I mean, so the concern here is what - HN disagrees with a decision made by an ADA organiser at a conference related to whether budgets and administration is appropriate in conference scope?
They got to have their say. Editorial published, made international news. I imagine all the conference attendees read it if they cared. Seems like a non-issue. Can we find a real problem for me to read up on instead? I'm having fun I suppose but I'm not seeing why we need to be all up in their business.
I bet less than 10% of the HN people who read the article even get to the "Misguided Brushes of a Pen..." editorial to find out what their complaint is.

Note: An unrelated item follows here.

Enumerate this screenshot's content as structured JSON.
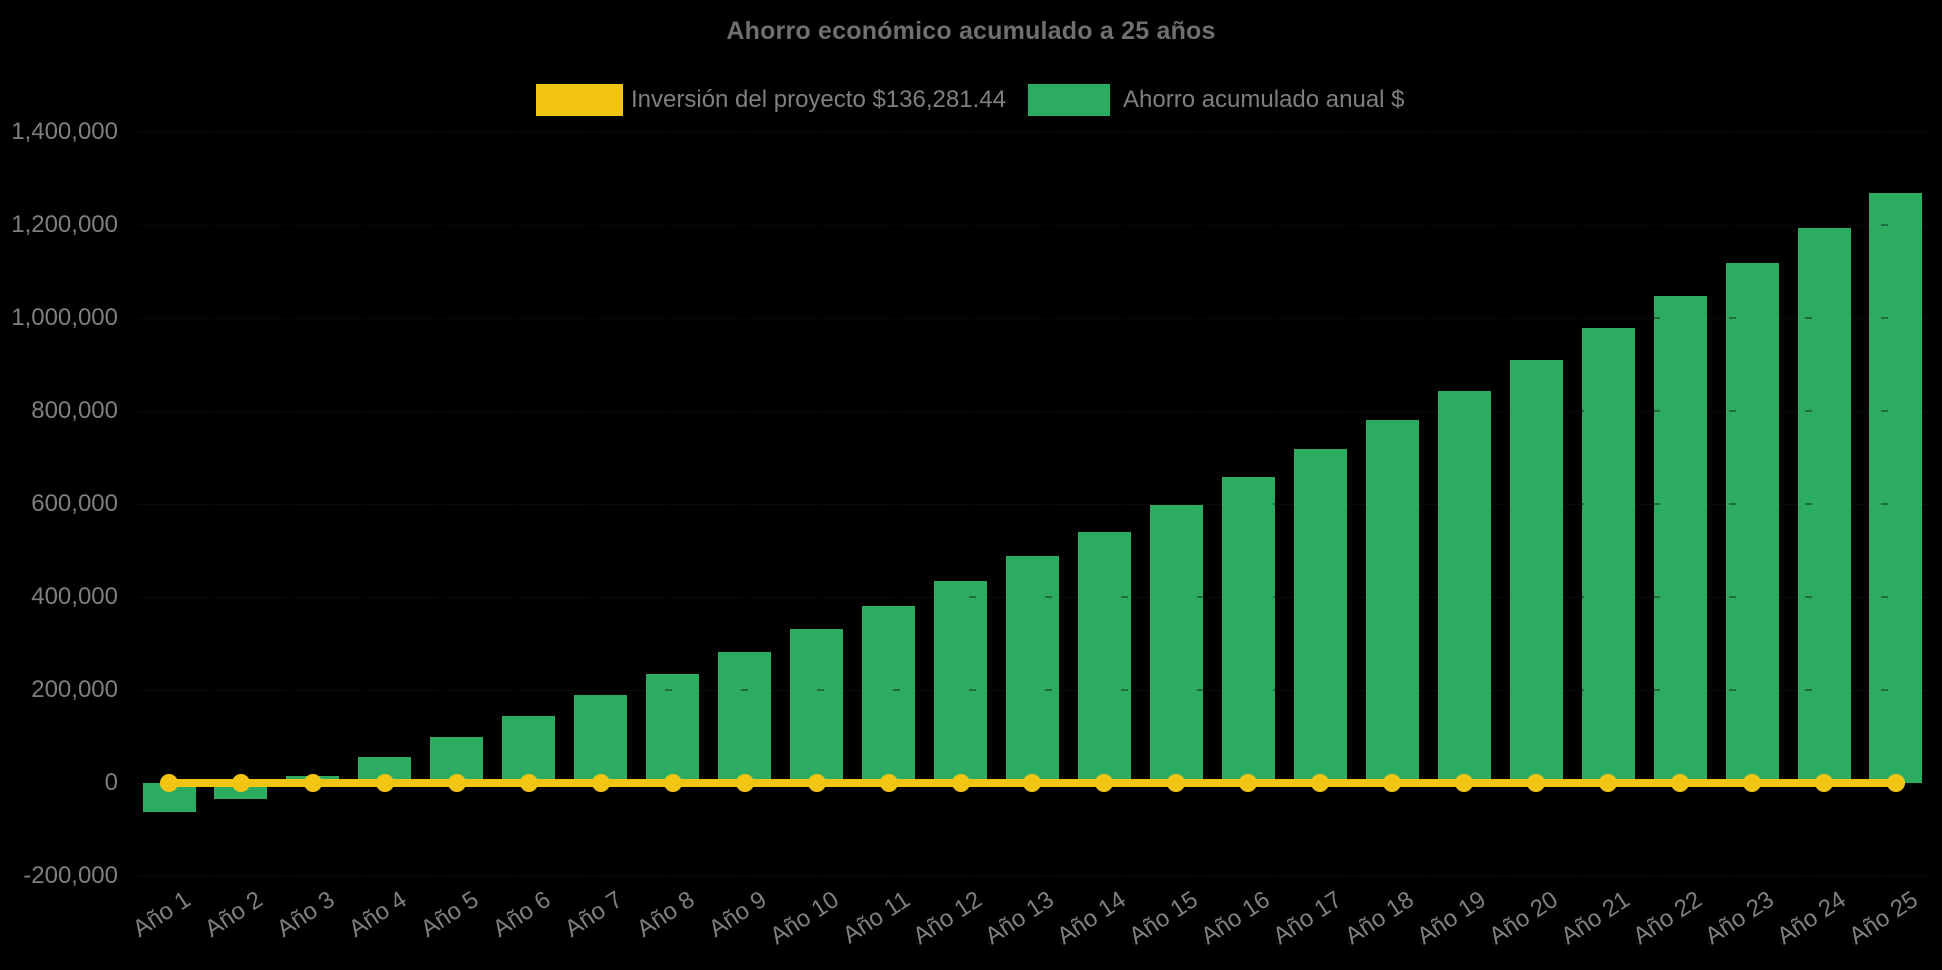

> They got to have their say. Editorial published, made international news. I imagine all the conference attendees read it if they cared. Seems like a non-issue.

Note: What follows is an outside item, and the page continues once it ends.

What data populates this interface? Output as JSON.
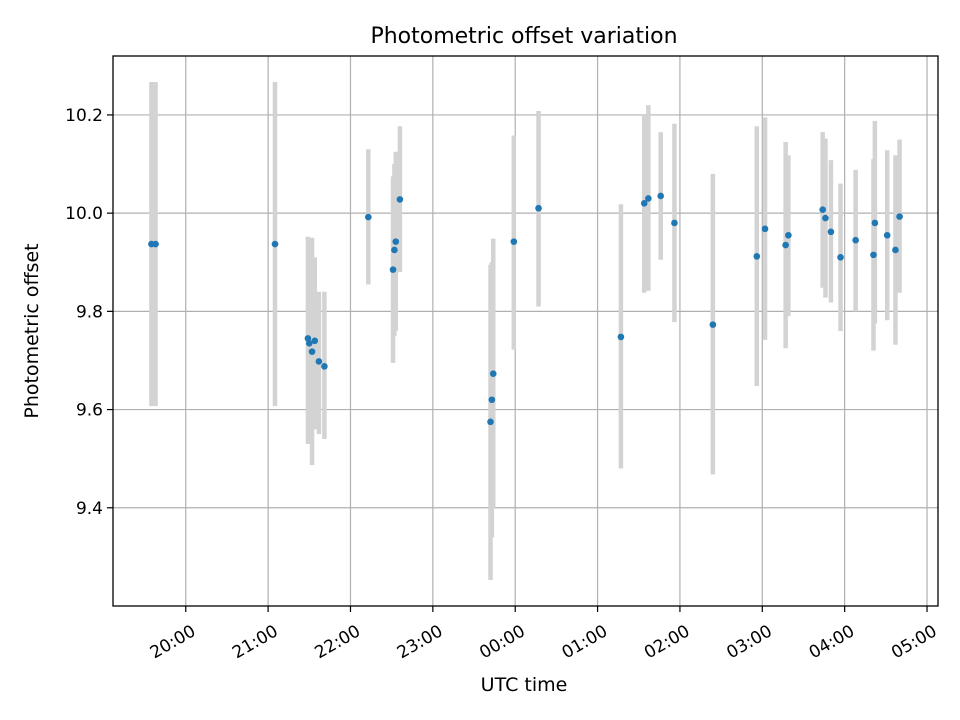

If it's such a non-issue, why should they have been forcefully ejected from the premises over it? And why do you feel so strongly that they should have been?
> the concern here is what
ADA is violating its own code of conduct to suppress an article that calls out potentially-illegal misappropriation of diabetes-research funding by OMB and HHS, funding which falls in a results-oriented tradition and/or cuts off strong candidates for future therapies.
> Seems like a non-issue
Half of the front page usually is. You’re engaging with this content, so there is clearly something going on.
Personally, I flagged excerpts of the article to one of my Senator’s staffers. They weren’t aware of it, and will be surfacing the article to their boss, a doctor, tomorrow. If HHS is fucking around with Congressional appropriations on a healthcare issue germane to our state, they probably shouldn’t have gone out of their way to draw attention to it during an appropriation cycle.